The star HD 162826 is 110 light years away now, but once it was much closer. Billions of years ago it was born from the same cloud of dust and gas that produced our own solar system. A team lead by astronomer Ivan Ramirez at the University of Texas at Austin identified it after years of studying 30 possible candidates.
The star was identified as a relative of ours by a combination of chemical analysis obtained by high-resolution spectroscopy and tracing a history of the stars movements through the galaxy. Ramirez and his team hope that now that one sibling has been identified the research, which will appear in the June 1 issue of the Astrophysical Journal, will help researchers find additional solar siblings.
“We want to know where we were born. If we can figure out in what part of the galaxy the sun formed, we can constrain conditions on the early solar system. That could help us understand why we are here.” said Ramirez in a statement.
Stars and solar systems are born in vast clouds of dust and gas. These clouds, which are created when older, larger stars collapse. Each cloud, or nebula, can produce thousands of stars. In the early days after star formation planets and asteroids can fly around erratically and crash into each other prior to settling into an orbit.

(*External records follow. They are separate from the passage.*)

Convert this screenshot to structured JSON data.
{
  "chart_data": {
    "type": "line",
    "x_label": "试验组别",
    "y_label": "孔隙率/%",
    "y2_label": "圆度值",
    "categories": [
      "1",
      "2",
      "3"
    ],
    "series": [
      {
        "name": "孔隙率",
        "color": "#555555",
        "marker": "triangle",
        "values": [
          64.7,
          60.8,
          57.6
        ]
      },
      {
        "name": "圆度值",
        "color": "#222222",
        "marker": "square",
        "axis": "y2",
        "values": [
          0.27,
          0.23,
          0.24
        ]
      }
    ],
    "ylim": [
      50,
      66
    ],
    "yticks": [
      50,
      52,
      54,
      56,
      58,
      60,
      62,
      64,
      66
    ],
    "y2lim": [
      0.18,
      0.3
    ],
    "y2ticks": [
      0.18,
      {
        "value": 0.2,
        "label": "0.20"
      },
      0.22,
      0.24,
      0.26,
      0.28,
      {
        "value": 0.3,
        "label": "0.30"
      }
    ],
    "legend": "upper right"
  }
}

Ramirez and his colleagues have also speculated that this could mean that the same chemical elements which produced our solar system were also present in our Suns sibling systems. If that is true, it could mean that those systems would be better candidates than most for life. That life, if present, would have also have had roughly the same amount of time to evolve as life on Earth.
The star HD 162826 is about 15 percent larger than the Sun. It is not visible to the naked eye but can be seen with low powered binoculars near the star Vega, the brightest star in the constellation Lyra. Astronomers have already determined, based on observations, that HD 162826 doesn’t have any Jupiter type planets however, smaller, rocky, Earth-like planets are still possible.
Ramrirez pointed out that the projects primary aim was to create a system for identifying solar siblings. Data is expected soon from the European Space Agency’s Gaia mission. That mission’s goal is to create the largest and most precise 3D map of the Milky Way galaxy to date.
“The number of stars that we can study will increase by a factor of 10,000,” Ramirez said.
Once more solar siblings have been identified, dynamics specialists will be able to create models to find out when and where our solar system and its relatives were born.